Post
Topic
Board Politics & Society
Re: If Anarchy can work, how come there are no historical records of it working?
by
MoonShadow
on 28/05/2013, 20:58:37 UTC
The question was what causes societies to move towards being more voluntary.  You may think that eternal vigilence caused it but that doesn't change the fact that it seemed to emerge in the 1600s and that it wasn't there in the 1500s.I'm going to stick with "No-one knows."

That's not at all true.  Go back and read this thread, there are definable examples to at least 1291 (the foundation of the old Swiss Confederacy, https://en.wikipedia.org/wiki/Old_Swiss_Confederacy#Foundation) and some credible, yet undocumentable, examples of same that go back much farther.  Do you contest that the Swiss Confederacy was founded upon ideals that would be consistant with a modern sentiment of a "voluntary" society?  Bear in mind, that the foundation 'myth' (can't be supported with any historical documents) of the old Swiss Confederacy is the story of William Tell (http://en.wikipedia.org/wiki/The_Apple_and_the_Arrow) leading an uprising against a tyranical & absolute monarch, and that the 'Founding Fathers' of the United States appealed to the Swiss for financial support during the Revolutionary War because they believed they would find ideological like minds.

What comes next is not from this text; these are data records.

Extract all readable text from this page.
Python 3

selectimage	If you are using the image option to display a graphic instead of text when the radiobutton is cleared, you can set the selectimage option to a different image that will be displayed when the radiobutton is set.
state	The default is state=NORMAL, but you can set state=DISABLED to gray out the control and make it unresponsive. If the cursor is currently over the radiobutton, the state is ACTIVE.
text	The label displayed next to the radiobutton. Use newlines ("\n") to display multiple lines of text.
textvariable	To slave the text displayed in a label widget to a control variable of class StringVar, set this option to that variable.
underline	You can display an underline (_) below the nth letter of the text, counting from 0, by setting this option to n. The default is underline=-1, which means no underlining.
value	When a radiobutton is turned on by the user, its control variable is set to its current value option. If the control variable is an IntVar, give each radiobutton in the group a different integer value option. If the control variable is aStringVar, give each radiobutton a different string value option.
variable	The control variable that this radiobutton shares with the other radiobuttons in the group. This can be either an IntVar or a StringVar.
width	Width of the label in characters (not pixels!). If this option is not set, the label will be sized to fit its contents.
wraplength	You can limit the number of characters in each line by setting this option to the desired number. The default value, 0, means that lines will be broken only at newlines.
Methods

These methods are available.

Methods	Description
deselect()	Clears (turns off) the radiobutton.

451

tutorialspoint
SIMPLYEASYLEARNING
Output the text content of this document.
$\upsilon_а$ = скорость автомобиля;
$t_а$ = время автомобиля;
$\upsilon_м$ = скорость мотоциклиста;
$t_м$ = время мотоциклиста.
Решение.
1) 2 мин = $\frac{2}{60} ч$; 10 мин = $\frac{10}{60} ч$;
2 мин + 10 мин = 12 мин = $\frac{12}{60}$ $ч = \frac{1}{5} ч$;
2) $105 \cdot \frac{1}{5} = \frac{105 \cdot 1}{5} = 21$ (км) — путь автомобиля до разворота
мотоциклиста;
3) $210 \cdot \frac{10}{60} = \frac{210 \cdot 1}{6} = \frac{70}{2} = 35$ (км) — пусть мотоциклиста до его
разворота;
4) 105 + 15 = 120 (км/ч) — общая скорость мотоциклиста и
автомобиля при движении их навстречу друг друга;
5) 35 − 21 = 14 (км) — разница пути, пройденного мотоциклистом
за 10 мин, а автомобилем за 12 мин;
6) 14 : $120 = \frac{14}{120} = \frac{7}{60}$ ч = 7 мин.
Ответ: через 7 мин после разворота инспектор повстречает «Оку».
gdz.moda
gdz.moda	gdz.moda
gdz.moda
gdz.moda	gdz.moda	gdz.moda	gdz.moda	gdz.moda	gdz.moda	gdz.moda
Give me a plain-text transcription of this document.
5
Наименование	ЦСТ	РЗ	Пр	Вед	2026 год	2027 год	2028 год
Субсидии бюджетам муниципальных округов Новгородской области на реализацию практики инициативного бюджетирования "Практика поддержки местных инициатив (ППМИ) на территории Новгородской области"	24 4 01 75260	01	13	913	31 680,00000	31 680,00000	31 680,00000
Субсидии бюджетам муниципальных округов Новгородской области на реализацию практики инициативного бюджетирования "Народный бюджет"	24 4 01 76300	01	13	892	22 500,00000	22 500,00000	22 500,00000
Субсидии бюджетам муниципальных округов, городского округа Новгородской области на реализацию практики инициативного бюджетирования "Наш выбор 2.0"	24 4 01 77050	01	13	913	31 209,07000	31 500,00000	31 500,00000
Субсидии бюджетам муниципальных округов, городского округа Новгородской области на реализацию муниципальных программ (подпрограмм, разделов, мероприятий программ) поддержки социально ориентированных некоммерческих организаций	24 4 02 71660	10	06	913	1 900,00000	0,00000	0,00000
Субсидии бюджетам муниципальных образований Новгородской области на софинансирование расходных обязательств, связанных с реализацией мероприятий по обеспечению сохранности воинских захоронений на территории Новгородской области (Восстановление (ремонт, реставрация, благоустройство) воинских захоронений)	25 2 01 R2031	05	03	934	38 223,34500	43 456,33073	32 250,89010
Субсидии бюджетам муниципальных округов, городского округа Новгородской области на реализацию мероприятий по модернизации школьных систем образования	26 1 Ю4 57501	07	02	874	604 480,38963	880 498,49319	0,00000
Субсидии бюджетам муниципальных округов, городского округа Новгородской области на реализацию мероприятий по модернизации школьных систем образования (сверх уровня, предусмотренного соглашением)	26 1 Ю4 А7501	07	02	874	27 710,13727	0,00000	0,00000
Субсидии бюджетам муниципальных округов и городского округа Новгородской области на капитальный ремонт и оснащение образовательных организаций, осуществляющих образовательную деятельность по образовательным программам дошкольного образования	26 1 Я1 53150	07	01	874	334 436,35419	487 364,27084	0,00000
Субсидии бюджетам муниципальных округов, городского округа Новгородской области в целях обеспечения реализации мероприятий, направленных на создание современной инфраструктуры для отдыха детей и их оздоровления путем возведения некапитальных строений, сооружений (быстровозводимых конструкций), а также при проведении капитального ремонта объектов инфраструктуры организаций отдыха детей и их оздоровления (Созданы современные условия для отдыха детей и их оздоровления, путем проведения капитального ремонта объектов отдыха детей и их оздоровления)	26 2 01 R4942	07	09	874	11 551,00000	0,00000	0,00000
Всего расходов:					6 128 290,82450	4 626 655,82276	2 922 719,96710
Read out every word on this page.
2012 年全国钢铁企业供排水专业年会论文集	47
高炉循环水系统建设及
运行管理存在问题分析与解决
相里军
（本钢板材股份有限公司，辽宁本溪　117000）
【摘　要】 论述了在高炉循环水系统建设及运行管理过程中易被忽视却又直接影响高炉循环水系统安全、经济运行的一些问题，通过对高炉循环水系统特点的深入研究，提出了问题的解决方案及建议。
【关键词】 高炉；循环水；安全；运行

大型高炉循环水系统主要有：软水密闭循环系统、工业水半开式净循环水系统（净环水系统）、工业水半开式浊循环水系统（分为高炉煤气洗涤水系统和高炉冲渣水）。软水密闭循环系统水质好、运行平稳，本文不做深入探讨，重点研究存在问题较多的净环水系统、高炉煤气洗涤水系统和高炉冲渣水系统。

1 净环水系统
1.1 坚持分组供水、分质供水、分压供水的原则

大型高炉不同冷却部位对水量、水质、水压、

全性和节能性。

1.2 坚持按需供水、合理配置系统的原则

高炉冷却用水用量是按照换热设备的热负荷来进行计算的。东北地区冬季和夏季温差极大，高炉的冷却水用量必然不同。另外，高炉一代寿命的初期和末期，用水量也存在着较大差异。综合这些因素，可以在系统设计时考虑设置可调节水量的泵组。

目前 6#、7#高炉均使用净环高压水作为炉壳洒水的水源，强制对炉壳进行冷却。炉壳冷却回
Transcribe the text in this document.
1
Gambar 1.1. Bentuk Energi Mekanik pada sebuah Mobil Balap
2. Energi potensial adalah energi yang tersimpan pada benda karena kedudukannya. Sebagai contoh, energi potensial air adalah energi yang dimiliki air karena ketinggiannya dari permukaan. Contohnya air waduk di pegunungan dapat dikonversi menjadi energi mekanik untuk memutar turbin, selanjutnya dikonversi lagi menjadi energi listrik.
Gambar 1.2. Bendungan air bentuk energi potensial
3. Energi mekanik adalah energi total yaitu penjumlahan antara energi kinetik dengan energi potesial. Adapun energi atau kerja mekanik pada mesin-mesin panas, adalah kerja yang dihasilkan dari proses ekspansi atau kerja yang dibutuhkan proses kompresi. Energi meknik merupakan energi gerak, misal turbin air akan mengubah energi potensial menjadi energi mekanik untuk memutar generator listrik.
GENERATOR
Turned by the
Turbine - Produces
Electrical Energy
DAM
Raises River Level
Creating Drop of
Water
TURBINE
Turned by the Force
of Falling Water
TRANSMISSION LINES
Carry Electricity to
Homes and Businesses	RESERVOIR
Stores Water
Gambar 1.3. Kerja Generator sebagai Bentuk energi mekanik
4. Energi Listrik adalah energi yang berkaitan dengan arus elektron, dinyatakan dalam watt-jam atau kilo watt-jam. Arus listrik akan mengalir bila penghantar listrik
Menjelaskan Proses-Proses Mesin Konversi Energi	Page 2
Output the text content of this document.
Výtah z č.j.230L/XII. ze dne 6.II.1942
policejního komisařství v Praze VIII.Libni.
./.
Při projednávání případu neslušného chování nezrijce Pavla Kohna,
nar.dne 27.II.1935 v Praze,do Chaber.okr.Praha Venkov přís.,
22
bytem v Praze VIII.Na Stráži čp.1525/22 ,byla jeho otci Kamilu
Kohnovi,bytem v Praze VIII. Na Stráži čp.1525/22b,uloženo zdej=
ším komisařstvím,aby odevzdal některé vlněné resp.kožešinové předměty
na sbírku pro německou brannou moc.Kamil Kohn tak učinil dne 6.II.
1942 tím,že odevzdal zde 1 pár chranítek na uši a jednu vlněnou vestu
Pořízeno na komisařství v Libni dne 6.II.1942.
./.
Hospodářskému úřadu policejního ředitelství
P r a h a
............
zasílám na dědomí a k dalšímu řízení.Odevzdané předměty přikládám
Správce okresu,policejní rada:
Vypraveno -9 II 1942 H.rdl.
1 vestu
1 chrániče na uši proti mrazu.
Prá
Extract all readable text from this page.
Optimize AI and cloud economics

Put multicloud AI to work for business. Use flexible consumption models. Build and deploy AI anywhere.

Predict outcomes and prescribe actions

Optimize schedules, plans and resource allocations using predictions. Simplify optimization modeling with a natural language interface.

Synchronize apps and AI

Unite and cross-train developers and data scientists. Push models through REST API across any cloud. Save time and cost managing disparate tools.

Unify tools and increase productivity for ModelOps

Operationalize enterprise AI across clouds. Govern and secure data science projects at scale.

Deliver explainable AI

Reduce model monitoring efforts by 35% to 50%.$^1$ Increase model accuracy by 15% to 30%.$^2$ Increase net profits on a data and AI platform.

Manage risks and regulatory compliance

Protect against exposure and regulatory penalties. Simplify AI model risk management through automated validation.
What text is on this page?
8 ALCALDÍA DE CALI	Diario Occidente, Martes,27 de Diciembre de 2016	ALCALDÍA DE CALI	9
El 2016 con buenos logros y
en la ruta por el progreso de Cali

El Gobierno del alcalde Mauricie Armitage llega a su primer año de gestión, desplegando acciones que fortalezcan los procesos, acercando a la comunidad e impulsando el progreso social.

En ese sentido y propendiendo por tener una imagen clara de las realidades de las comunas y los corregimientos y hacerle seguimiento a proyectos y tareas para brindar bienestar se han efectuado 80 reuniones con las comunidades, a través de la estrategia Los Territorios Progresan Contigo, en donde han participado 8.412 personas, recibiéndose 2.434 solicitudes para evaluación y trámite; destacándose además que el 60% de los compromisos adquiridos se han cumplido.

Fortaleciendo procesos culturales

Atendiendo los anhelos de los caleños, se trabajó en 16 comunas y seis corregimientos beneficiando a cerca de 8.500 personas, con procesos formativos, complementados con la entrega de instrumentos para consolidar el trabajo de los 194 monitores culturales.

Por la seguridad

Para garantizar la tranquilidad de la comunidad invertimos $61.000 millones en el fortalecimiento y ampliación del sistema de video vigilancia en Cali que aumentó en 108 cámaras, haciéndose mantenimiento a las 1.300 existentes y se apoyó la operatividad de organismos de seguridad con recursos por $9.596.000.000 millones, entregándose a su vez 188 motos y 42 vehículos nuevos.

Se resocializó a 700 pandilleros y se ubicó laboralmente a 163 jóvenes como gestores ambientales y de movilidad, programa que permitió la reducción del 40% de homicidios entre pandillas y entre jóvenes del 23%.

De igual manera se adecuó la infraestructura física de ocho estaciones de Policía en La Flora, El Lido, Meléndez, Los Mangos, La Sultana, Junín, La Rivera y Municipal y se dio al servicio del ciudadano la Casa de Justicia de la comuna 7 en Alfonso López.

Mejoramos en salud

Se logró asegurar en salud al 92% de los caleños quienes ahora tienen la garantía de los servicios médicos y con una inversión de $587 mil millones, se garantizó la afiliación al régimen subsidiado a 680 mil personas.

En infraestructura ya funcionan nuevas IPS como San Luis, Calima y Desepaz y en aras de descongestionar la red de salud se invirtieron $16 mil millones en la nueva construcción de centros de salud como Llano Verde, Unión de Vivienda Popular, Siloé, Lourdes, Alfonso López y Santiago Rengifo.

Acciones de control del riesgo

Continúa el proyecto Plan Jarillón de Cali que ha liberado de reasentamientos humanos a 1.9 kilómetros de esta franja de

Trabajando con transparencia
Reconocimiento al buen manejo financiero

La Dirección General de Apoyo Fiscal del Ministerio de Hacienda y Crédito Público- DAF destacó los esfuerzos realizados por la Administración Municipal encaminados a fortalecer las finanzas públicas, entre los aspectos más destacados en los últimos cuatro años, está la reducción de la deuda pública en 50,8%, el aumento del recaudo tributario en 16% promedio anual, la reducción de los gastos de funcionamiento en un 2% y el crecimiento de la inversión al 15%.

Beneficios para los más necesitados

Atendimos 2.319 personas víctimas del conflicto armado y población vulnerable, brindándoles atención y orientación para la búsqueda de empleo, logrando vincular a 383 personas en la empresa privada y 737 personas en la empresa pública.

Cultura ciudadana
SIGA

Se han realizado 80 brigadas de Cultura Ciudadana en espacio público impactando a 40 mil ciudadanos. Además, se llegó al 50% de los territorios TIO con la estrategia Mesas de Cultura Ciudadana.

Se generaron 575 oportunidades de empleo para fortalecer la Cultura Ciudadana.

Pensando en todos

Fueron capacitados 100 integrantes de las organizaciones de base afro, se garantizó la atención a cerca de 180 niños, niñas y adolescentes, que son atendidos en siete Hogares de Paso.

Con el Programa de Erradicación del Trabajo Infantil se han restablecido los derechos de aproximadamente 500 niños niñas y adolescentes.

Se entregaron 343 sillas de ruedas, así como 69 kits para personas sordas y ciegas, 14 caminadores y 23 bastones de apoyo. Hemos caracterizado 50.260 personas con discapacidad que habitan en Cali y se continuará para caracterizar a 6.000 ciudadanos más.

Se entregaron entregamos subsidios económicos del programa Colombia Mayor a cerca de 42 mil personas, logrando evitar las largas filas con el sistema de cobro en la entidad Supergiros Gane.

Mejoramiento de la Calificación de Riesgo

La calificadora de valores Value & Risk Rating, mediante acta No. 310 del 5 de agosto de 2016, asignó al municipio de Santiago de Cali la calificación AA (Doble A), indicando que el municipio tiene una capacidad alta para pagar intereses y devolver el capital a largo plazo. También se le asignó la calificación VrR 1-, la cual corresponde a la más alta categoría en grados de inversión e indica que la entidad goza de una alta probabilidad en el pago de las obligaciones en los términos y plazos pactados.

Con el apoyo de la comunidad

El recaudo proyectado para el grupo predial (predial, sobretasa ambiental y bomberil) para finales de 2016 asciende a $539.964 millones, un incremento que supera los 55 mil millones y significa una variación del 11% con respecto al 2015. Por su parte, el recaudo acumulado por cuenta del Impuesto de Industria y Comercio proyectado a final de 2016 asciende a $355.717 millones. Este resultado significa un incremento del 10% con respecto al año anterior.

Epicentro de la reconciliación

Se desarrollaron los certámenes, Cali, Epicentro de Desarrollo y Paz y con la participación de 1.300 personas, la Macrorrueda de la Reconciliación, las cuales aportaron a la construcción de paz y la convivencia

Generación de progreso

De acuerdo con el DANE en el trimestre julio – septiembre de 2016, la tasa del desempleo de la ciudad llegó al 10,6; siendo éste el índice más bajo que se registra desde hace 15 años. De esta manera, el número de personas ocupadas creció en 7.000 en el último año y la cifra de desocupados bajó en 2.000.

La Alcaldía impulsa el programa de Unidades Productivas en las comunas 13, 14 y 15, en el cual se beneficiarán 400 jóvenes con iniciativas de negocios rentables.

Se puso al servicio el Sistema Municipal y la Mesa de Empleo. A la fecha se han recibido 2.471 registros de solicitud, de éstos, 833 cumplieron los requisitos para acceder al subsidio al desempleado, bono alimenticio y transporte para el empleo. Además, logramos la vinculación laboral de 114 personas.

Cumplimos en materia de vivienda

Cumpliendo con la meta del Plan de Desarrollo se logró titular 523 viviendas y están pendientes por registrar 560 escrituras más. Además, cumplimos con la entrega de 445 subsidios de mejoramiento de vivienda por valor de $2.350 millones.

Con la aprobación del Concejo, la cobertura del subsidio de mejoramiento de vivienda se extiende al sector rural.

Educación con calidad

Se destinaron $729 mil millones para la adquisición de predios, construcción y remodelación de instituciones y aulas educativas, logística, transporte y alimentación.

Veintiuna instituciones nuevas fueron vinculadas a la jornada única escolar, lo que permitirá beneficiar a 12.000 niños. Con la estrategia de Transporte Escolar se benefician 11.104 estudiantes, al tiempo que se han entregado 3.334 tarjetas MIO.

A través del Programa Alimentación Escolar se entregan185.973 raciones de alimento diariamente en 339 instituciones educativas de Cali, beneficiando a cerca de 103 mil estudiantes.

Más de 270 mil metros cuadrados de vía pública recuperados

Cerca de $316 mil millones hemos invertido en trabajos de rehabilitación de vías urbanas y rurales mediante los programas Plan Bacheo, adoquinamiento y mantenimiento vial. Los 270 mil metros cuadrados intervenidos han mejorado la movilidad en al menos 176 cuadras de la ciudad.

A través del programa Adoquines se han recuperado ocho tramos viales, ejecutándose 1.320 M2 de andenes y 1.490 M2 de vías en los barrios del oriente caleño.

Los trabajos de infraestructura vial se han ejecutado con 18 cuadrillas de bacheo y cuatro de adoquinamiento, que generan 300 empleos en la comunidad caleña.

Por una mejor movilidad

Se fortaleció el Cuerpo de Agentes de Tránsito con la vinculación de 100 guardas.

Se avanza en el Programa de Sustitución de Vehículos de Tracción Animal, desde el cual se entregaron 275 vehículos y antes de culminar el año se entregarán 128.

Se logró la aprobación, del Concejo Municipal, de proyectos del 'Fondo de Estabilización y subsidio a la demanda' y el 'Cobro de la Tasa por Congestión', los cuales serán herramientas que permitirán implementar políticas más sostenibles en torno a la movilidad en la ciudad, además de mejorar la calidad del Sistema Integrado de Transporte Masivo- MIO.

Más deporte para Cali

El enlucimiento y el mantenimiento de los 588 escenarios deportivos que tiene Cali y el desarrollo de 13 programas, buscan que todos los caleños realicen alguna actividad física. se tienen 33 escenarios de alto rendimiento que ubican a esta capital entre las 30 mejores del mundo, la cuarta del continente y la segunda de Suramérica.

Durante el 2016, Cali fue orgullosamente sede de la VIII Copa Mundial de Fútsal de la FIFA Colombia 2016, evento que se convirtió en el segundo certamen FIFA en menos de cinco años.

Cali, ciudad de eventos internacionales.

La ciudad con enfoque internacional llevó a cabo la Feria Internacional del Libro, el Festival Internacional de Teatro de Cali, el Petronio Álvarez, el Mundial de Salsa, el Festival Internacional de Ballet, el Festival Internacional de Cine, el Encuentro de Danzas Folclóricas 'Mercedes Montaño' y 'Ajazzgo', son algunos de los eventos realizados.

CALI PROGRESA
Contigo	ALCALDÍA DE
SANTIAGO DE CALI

They did, and some rather wealthy ones as well.

True.  But I did precede by saying I was talking about the political culture of the UK, Ireland and the US, all of whom are greatly influenced by the Bill of Rights which followed the civil war.  

Which, in turn, was greatly influenced by the old Swiss Confederacy, as well as the Five Tribes Confederation. (http://www.iroquoisdemocracy.pdx.edu/)  I'm sure that you are used to being the smartest guy in the room, but you would be wise to not present your viewpoints with such confidence lacking support.  There is much that certain members of this strange forum in this little backwater of the Internet will teach you if prompted.  How they are prompted will determine if those lessons come soft or hard.